私は今、映画を観る時間はなかなかありませんが、やはり飲食関係の事象はなんでも好んで見ています。新幹線を使うときなどは、駅弁を見て回るのが大好きです。売店で、「どれが売れているかな」なんてことを考えながら見るのが好きなのです。たとえば今は、野菜が多く入っているお弁当から売り切れていると思います。昔は値段が安かったり、量が多かったりするものが人気でしたが、今は値段よりもサイズよりも、野菜です。「何種類の野菜を使っています」とか、そういうことが売りになるのですね。

 

挑戦は裏切らない

――淺野会長からは人生とお仕事を楽しまれているオーラがすごく感じられます。その秘訣はなんでしょうか?

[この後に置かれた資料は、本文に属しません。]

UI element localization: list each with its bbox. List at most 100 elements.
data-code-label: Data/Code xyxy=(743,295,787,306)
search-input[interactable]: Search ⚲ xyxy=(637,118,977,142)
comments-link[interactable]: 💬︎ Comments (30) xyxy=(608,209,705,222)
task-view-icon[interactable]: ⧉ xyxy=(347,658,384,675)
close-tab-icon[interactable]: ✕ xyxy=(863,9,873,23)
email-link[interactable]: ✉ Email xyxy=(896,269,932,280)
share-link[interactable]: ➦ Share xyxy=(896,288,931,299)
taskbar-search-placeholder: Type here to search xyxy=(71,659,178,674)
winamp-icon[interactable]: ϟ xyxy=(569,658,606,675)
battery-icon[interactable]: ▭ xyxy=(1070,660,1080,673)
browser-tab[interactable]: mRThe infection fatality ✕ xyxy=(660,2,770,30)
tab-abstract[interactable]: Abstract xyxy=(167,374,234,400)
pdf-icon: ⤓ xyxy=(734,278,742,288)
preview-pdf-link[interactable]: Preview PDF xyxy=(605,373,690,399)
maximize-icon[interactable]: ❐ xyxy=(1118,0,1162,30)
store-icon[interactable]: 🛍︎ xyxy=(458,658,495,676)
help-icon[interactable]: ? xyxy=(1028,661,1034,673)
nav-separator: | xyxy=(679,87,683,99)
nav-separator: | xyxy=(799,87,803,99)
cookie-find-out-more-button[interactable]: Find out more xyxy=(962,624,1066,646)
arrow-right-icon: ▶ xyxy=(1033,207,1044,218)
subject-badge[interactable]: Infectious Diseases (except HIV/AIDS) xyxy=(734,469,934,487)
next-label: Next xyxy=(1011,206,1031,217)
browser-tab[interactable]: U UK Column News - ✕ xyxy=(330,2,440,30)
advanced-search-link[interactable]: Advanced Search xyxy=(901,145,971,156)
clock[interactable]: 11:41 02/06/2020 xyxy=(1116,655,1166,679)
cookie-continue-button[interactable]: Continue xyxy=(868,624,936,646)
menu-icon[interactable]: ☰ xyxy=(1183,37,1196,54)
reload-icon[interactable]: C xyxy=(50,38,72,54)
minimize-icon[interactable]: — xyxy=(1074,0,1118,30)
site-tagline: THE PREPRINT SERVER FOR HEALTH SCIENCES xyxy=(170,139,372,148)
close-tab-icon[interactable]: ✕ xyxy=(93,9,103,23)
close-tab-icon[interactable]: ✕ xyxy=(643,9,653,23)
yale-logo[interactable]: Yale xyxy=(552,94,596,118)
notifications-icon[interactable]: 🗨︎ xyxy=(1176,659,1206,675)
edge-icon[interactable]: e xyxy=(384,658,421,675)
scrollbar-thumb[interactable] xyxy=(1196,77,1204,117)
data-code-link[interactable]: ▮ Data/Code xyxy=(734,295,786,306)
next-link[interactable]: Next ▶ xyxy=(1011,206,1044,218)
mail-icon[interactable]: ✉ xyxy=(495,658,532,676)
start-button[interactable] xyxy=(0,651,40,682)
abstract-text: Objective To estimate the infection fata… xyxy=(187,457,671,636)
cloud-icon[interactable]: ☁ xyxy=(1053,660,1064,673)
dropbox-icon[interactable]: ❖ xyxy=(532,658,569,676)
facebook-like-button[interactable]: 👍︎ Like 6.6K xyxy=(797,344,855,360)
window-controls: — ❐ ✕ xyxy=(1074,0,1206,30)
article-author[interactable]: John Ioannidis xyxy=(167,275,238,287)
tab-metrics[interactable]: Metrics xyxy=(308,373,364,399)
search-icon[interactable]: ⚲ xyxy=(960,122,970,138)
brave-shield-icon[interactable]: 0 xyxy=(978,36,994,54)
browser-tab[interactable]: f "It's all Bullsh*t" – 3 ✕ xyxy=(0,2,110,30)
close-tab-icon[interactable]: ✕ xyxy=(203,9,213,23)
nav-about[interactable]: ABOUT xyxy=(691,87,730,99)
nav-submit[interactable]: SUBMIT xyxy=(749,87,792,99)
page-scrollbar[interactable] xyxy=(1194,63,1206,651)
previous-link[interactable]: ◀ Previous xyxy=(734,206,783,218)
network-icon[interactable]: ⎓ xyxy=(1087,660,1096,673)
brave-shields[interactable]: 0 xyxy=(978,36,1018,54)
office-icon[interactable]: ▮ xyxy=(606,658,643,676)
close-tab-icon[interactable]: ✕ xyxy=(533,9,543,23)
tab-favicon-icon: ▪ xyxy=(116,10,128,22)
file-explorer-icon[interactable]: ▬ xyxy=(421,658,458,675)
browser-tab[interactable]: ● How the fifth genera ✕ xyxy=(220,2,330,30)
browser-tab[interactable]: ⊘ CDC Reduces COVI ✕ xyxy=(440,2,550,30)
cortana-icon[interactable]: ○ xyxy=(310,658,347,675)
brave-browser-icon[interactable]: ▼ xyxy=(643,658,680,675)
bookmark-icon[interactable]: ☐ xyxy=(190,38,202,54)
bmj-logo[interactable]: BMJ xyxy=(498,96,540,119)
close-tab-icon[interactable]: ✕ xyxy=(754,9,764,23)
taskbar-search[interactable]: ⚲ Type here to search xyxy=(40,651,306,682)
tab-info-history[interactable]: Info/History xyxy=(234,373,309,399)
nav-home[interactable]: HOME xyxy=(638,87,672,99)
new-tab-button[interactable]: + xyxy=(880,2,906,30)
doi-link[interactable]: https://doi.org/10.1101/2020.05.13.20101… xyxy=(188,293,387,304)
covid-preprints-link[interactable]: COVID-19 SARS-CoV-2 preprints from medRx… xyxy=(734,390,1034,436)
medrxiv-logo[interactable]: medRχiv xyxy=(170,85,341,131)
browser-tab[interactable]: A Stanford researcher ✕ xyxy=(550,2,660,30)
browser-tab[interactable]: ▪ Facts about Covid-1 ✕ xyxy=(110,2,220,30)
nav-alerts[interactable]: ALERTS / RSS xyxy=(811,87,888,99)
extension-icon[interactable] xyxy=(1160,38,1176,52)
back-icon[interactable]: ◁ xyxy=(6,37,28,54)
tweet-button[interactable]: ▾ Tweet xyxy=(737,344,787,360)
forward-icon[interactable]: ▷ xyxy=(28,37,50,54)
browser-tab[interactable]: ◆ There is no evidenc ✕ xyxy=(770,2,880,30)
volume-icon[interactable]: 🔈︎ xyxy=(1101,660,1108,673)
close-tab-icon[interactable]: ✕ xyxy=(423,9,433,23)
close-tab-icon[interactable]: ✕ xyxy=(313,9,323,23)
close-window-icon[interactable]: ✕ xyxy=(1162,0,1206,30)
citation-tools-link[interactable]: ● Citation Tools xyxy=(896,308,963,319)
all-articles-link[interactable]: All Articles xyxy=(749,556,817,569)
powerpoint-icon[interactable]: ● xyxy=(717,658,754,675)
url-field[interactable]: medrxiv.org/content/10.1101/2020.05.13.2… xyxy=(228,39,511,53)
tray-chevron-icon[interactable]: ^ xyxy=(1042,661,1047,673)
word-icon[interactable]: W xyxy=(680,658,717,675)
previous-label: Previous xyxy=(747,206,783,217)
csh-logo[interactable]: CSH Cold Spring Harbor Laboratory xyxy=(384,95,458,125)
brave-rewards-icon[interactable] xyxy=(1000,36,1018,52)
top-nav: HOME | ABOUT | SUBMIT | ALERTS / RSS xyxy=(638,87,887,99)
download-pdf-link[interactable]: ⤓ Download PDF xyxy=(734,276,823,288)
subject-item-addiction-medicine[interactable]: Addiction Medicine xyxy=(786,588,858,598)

淺野 とにかく私は、挑戦するのが好きです。もう挑戦しなくてもいいんじゃないの? と言われても、好きだから挑戦したいのです。私の周りにも、会社を上場させて、売却して、引退する人は多くいます。しかし私の場合は、「リタイアして何するの?」というのが正直なところ。せっかくこの世に生を受けたのだから、何かしたい。ずっとその思いでやってきて、今は毎日が面白くて仕方ありません。今だけでなく、『E.T.』を観てデリバリーピザに出合ってから、毎日が面白い。当然、経営をしていれば色々とありますが、全部ひっくるめて「楽しい」と断言できます。
どれだけ努力しても報われず、むしろ地に叩きつけられるような目に遭っていたあの日々。しかし、どんな目に遭っても挑戦だけはやめませんでした。そのしつこさが、私にチャンスを呼び寄せました。私にとっては宅配ピザが運であり、縁でした。
チャンスは常に存在します。大企業が揺らぐような波乱の時代も、逆に言えばチャンスに満ちた時代と言えます。波と波の間には、チャンスがあるのです。大波が来たら、潜ってかわせばいいのです。波が引いたらまた顔を出して、チャンスを探します。そうすれば必ず、自分にとっての「運や縁」と出会える。私はそれを経験から信じています。だから私は、挑戦こそが人生の醍醐味だと思っていますし、命あるかぎり挑戦し、ベストを尽くしたいと思っています。
これからも、大好きな飲食の仕事を通じ、世界がよりよくなるように、自分にできることをしていきたいと思います。

 

(※1)「PIZZA-LA SUPER PLUS」は、東京都、神奈川県、埼玉県、千葉県、北海道、宮城県、新潟県、愛知県、大阪府、兵庫県、京都府、福岡県、熊本県の、ピザーラの一部店舗で販売中。

 

≪記事内の写真はすべてピザーラ提供≫

著者紹介

淺野秀則(あさの・ひでのり)

[株]フォーシーズ 代表取締役会長兼CEO

1953年、東京都生まれ。慶應義塾大学商学部卒。80年、輸入商社として(株)フォーシーズを創業。87年、東京都目白にピザーラ1号店をオープン。97年、売上高・店舗数ともに業界1位に。「TO THE HERBS」「KUA `AINA」「柿家鮨」「串かつ でんがな」等のカジュアル業態から、フレンチの名店「ジョエル・ロブション」まで、56業態もの飲食店を内包するグループに成長させる。